Qualitative Analysis
The approach is shown to handle both generic actions (e.g., sitting, squatting) and open-vocabulary functional tasks (e.g., adjusting thermostat, opening doors) with robust functional grounding and spatial accuracy.
Figure 6: FunHSI outputs for non-functional scene interactions (e.g., sitting, squatting, walking) compared to state-of-the-art baselines.
Figure 7: FunHSI excels at functional interactions (e.g., dialing, switching, adjusting), precisely targeting small functional elements with plausible pose and contact.
Generalization and Diversity
FunHSI generalizes robustly to real-world city scenes from iPhone RGB captures (MapAnything pipeline), synthesizing plausible human interactions in urban environments with variable geometry, occlusion, and scale.
Figure 8: FunHSI generating varied functional interactions in unconstrained scenes captured outside curated indoor datasets.
The framework supports diverse yet consistent realizations of each functional task, generating multiple plausible body configurations for the same prompt, always maintaining functional intent.
Figure 9: Diversity in task-consistent 3D poses, preserving correct functional contact across interaction realizations.
User Study
Perceptual user studies show strong preference for FunHSI outputs over baselines, with 71.1% overall preference, 76.8% in functional settings, indicating sensitivity to semantic grounding and physically plausible contact, which standard methods fail to consistently provide.
Figure 10: User study results demonstrate marked preference for FunHSI in both general and functional interaction settings.
Implications and Future Directions
FunHSI provides an effective blueprint for open-vocabulary, functionality-grounded 3D interaction generation, relevant to embodied agents, simulation, and digital content pipelines. By integrating foundation models for zero-shot reasoning with explicit contact graph constraints and structured optimization, the approach alleviates the bottlenecks of dataset dependency and manual annotation.

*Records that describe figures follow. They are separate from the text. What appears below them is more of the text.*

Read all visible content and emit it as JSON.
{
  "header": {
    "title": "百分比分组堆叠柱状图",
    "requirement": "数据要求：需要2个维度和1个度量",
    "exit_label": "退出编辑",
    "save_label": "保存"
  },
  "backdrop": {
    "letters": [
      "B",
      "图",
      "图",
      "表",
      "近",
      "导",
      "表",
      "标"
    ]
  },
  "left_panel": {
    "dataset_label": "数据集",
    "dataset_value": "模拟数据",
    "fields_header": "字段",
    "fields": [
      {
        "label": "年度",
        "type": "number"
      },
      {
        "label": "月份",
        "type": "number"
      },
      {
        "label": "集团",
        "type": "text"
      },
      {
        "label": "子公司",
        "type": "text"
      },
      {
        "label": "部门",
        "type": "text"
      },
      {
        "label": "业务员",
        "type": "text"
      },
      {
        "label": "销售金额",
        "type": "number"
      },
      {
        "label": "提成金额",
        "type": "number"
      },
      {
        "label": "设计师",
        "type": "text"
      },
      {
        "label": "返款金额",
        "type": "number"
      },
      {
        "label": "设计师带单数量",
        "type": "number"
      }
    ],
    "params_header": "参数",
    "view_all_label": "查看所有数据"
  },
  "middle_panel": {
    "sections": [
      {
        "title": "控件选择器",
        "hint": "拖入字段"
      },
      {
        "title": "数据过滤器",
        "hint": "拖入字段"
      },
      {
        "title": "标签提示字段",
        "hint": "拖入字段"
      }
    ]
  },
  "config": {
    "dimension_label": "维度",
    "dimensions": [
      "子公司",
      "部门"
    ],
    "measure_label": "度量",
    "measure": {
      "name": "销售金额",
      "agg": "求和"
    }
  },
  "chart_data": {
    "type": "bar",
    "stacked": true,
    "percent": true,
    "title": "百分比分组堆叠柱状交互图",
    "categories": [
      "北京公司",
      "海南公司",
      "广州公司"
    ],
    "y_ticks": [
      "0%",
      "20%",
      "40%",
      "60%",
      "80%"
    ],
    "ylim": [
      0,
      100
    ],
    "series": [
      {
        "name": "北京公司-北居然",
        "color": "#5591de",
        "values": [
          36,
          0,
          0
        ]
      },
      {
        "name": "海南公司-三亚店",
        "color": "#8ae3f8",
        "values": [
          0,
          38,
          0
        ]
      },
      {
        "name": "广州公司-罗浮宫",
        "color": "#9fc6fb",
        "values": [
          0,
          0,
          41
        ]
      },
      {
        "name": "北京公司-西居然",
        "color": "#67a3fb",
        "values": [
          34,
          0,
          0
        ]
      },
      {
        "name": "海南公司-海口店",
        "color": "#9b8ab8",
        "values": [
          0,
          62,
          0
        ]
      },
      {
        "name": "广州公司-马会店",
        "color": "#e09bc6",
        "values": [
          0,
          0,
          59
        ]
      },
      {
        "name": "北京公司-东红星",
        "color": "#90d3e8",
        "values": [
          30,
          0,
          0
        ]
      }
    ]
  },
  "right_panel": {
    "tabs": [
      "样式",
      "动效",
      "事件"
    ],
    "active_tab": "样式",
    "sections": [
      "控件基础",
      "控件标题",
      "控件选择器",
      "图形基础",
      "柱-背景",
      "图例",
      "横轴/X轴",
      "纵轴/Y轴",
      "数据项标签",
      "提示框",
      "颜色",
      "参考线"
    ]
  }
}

Key theoretical implications include the demonstration that language-driven contact graphs can robustly map high-level tasks to actionable geometric constraints in 3D, even in unseen settings. The practical significance for robotics and generative AI lies in the capability to generalize to real-world, out-of-distribution environments at inference time.
Possible trajectories for future exploration include:
- Extending to multi-step, temporally coherent functional interactions (sequential task planning),
- Scaling to multi-agent settings and more complex group behaviors,
- Joint scene-human scale calibration,
- Integrating physics simulation for dynamic, physically realistic multi-frame interactions,
- Optimization of upstream element detection via specialized foundation models.
Conclusion
FunHSI establishes a principled, training-free framework for generating functional 3D human-scene interactions under open-vocabulary task prompts, advancing state-of-the-art performance in both qualitative plausibility and quantitative functional grounding. The system's modular contact reasoning and robust optimization highlight new directions for 3D embodied intelligence and interaction synthesis, with future prospects in compositional task planning and real-world deployment within robotics and simulation.